DBS was focusing IT efforts around the Temenos T24 banking product, successfully implemented in November last year, Anthony Miller, analyst at TechMarketView, noted. The International Banking Systems journal wrote in 2004 that when DBS used T24’s predecessor, Temenos Globus, it was the “first UK building society” to do so, implying that it was taking some risk.

It said “the Dunfermline is confident of its applicability, to the extent that it has created a subsidiary company" which would aim to sell on the system to other building societies.

DBS subsequently ploughed £31 million into its IT subsidiary, Dunfermline Solutions, to "provide software solutions and back-office services to deposit takers and mortgage lenders", the Herald newspaper reported.

At the end of 2007, following the IT failures that helped swallow most of its profits, DBS said in its annual report that there had been “changes in the IT market”, and it had decided to focus its efforts on other non-IT areas that would offer more “member benefit”.

Even though DBS was Scotland’s largest building society, the Herald article classed it in a group of smaller building societies in the whole of the UK, comparing it against others which had bought off the shelf systems, including Lynx and MTV, to reduce risk and cost. Only much larger societies such as Yorkshire and Skipton had developed their own mortgage systems, it noted.

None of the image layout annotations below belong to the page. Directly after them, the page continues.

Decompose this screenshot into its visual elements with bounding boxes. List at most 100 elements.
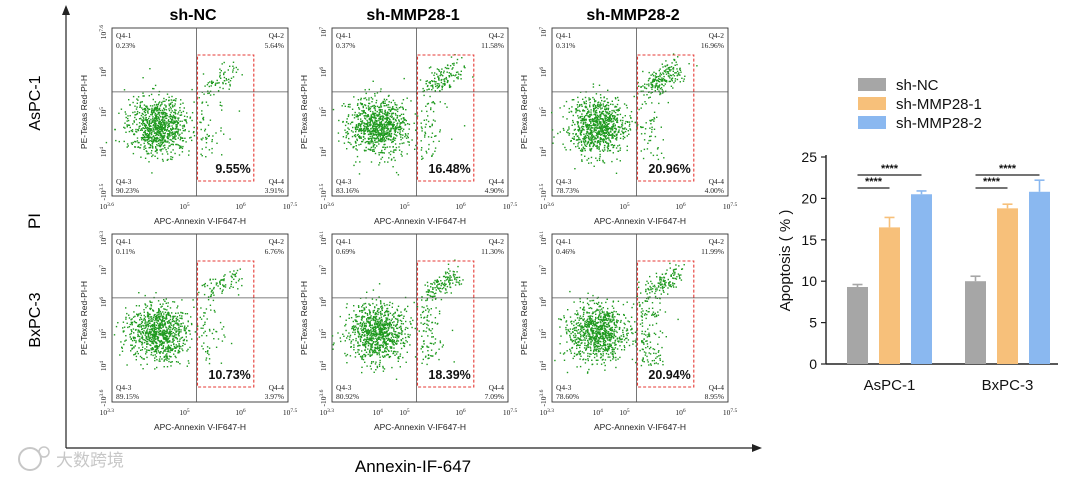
- dot: [164, 324, 166, 326]
- dot: [579, 116, 581, 118]
- dot: [131, 321, 134, 324]
- dot: [147, 328, 149, 330]
- dot: [575, 133, 577, 135]
- dot: [157, 300, 160, 302]
- dot: [450, 73, 452, 76]
- dot: [622, 132, 625, 135]
- dot: [167, 338, 169, 340]
- dot: [363, 128, 365, 130]
- dot: [364, 137, 366, 140]
- dot: [162, 100, 164, 103]
- dot: [431, 85, 433, 87]
- dot: [365, 354, 367, 357]
- dot: [600, 121, 602, 123]
- dot: [590, 118, 592, 121]
- dot: [133, 336, 136, 339]
- dot: [164, 112, 167, 114]
- dot: [383, 302, 385, 305]
- dot: [606, 137, 609, 139]
- dot: [600, 104, 603, 106]
- dot: [363, 303, 365, 305]
- dot: [386, 129, 388, 132]
- dot: [365, 146, 367, 149]
- dot: [354, 331, 356, 333]
- dot: [406, 97, 408, 99]
- dot: [152, 112, 154, 114]
- dot: [390, 109, 392, 112]
- dot: [137, 331, 139, 333]
- dot: [146, 338, 149, 341]
- dot: [332, 344, 335, 346]
- dot: [601, 123, 604, 126]
- dot: [598, 131, 600, 134]
- dot: [358, 135, 361, 137]
- dot: [615, 118, 617, 120]
- dot: [215, 282, 218, 284]
- dot: [150, 122, 152, 125]
- dot: [385, 337, 388, 340]
- dot: [167, 322, 169, 324]
- dot: [374, 123, 376, 126]
- dot: [145, 335, 147, 338]
- dot: [578, 130, 580, 132]
- dot: [149, 144, 151, 146]
- dot: [609, 134, 611, 136]
- dot: [661, 63, 663, 65]
- dot: [425, 123, 427, 126]
- dot: [217, 82, 219, 84]
- dot: [148, 313, 150, 315]
- dot: [460, 78, 462, 80]
- dot: [125, 131, 127, 133]
- dot: [609, 115, 611, 117]
- dot: [154, 139, 156, 141]
- dot: [144, 348, 146, 350]
- dot: [387, 134, 389, 136]
- dot: [135, 118, 137, 121]
- dot: [599, 138, 601, 140]
- dot: [365, 123, 367, 125]
- dot: [175, 334, 177, 336]
- dot: [653, 120, 655, 122]
- dot: [403, 315, 405, 317]
- dot: [161, 139, 163, 142]
- dot: [651, 84, 653, 86]
- dot: [171, 133, 174, 135]
- dot: [383, 130, 385, 132]
- dot: [377, 344, 379, 346]
- dot: [593, 109, 595, 112]
- dot: [163, 338, 165, 340]
- dot: [401, 106, 404, 108]
- dot: [400, 106, 402, 108]
- dot: [155, 109, 157, 111]
- apoptosis-gate: [196, 260, 255, 388]
- dot: [593, 107, 595, 110]
- dot: [364, 97, 367, 99]
- dot: [380, 337, 383, 339]
- dot: [565, 100, 568, 103]
- dot: [145, 105, 147, 107]
- dot: [395, 130, 397, 132]
- dot: [168, 322, 170, 324]
- dot: [181, 336, 184, 339]
- x-tick-label: 106: [455, 202, 466, 211]
- dot: [160, 133, 163, 135]
- dot: [156, 113, 158, 115]
- dot: [238, 110, 241, 112]
- dot: [146, 346, 148, 348]
- dot: [150, 125, 152, 127]
- dot: [170, 361, 172, 363]
- dot: [381, 119, 384, 121]
- dot: [453, 64, 455, 66]
- dot: [584, 136, 587, 138]
- dot: [432, 153, 434, 155]
- dot: [143, 95, 145, 97]
- dot: [658, 78, 660, 80]
- dot: [165, 129, 168, 131]
- dot: [208, 328, 211, 331]
- dot: [583, 141, 585, 144]
- dot: [362, 327, 365, 329]
- dot: [676, 78, 679, 81]
- dot: [373, 104, 375, 107]
- dot: [163, 308, 165, 310]
- dot: [388, 131, 391, 133]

“It’s really hard to say what contribution the failed IT programme made to DBS’ collapse with such scant information,” Miller noted. “Was there a problem with Globus? Or was it just that DBS management were so dead set trying to turn Dunfermline Solutions into a third-party outsourcer that they forgot who was actually paying the bills?”

DBS could not be reached for comment at the time of writing.